Controls Over Sediment Flux Along Soil-Mantled Hillslopes: Insights From Granular Dynamics Simulations

Sediment flux from soil-mantled hillslopes controls the volume of sediments delivered to rivers, the rate of rock exhumation, and the topographic evolution of hillslopes. Recent studies have inferred a nonlinear relation between hillslope gradient and sediment flux, but the functional forms proposed to date generally lack mechanistic explanations. Furthermore, although environmental disturbances have been invoked as facilitating sediment mobilization on soil-mantled hillslopes that reside below the angle of repose (the threshold for slope-driven motion), the way in which disturbances control the flux has received little investigation. Here we develop and employ a discrete element granular dynamics numerical model to study the relations between flux, slope, and disturbance characteristics at the grain scale. The numerical grains are subjected to gravitational body forces, contact forces, and random external perturbation forces, which are used to represent natural disturbances and which are characterized by perturbation magnitude and wavelength. Simulation results reveal an abrupt transition between two regimes. Low and intermediate slopes show granular creep, whereby grain velocity rapidly decays with depth.

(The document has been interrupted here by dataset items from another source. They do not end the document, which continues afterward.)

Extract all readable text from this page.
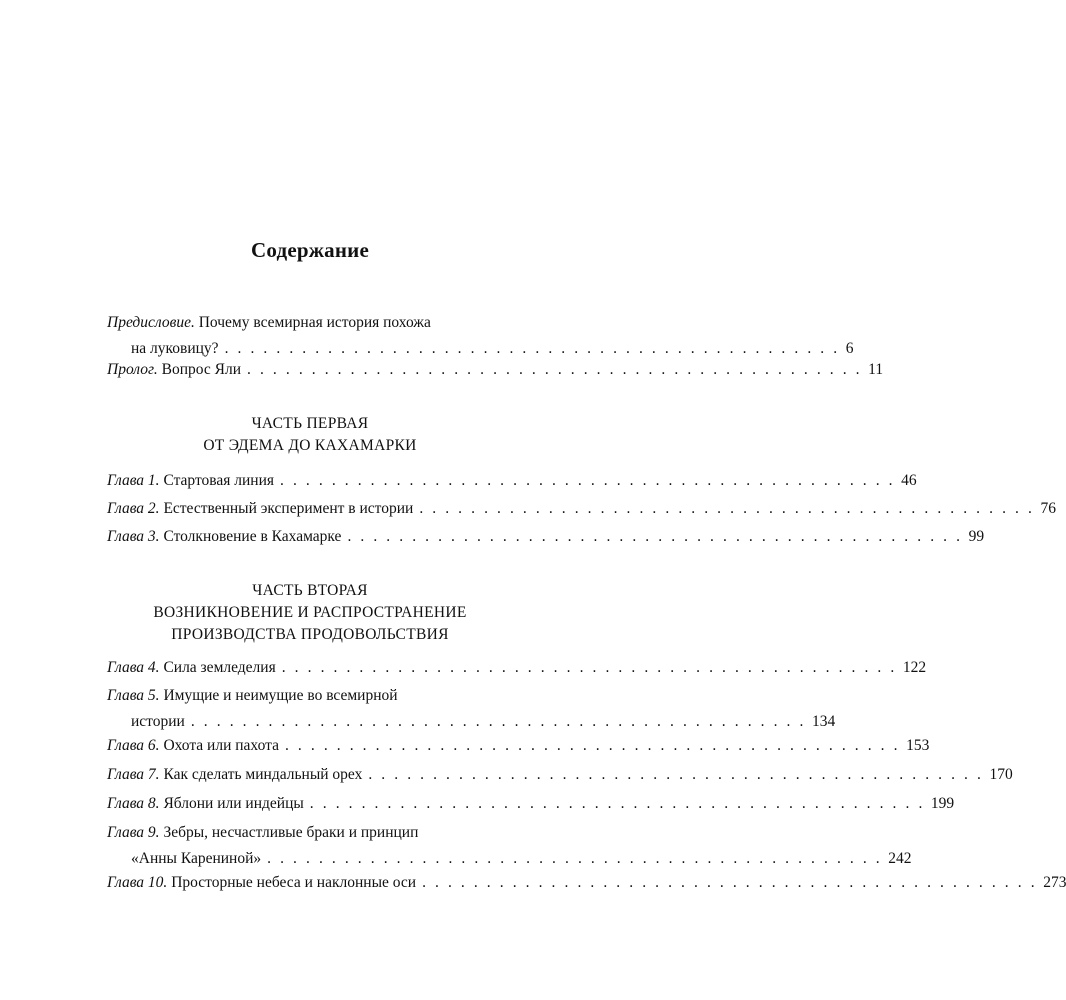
Содержание
Предисловие.
Почему всемирная история похожа
на луковицу? . . . . . . . . . . . . . . . . . . . . . . . . . . . . . . . . . . . . . . . . . . . . . . . . 6
Пролог.
Вопрос Яли . . . . . . . . . . . . . . . . . . . . . . . . . . . . . . . . . . . . . . . . . . . . . . . . 11
ЧАСТЬ ПЕРВАЯ
ОТ ЭДЕМА ДО КАХАМАРКИ
Глава 1.
Стартовая линия . . . . . . . . . . . . . . . . . . . . . . . . . . . . . . . . . . . . . . . . . . . . . . . . 46
Глава 2.
Естественный эксперимент в истории . . . . . . . . . . . . . . . . . . . . . . . . . . . . . . . . . . . . . . . . . . . . . . . . 76
Глава 3.
Столкновение в Кахамарке . . . . . . . . . . . . . . . . . . . . . . . . . . . . . . . . . . . . . . . . . . . . . . . . 99
ЧАСТЬ ВТОРАЯ
ВОЗНИКНОВЕНИЕ И РАСПРОСТРАНЕНИЕ
ПРОИЗВОДСТВА ПРОДОВОЛЬСТВИЯ
Глава 4.
Сила земледелия . . . . . . . . . . . . . . . . . . . . . . . . . . . . . . . . . . . . . . . . . . . . . . . . 122
Глава 5.
Имущие и неимущие во всемирной
истории . . . . . . . . . . . . . . . . . . . . . . . . . . . . . . . . . . . . . . . . . . . . . . . . 134
Глава 6.
Охота или пахота . . . . . . . . . . . . . . . . . . . . . . . . . . . . . . . . . . . . . . . . . . . . . . . . 153
Глава 7.
Как сделать миндальный орех . . . . . . . . . . . . . . . . . . . . . . . . . . . . . . . . . . . . . . . . . . . . . . . . 170
Глава 8.
Яблони или индейцы . . . . . . . . . . . . . . . . . . . . . . . . . . . . . . . . . . . . . . . . . . . . . . . . 199
Глава 9.
Зебры, несчастливые браки и принцип
«Анны Карениной» . . . . . . . . . . . . . . . . . . . . . . . . . . . . . . . . . . . . . . . . . . . . . . . . 242
Глава 10.
Просторные небеса и наклонные оси . . . . . . . . . . . . . . . . . . . . . . . . . . . . . . . . . . . . . . . . . . . . . . . . 273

High slopes, albeit still below the angle of repose, show deep, granular slides, where all available material participates in the sliding motion. These two regimes can be described by two different theories for flow down an inclined plane. The simulations reveal that the external perturbations effectively reduce the angle of repose and that the nonlinearity in the slope-flux relation emerges from each regime separately and from the transition between them in particular. Simulations further demonstrate a positive correlation of sediment flux with perturbation magnitude and wavelength.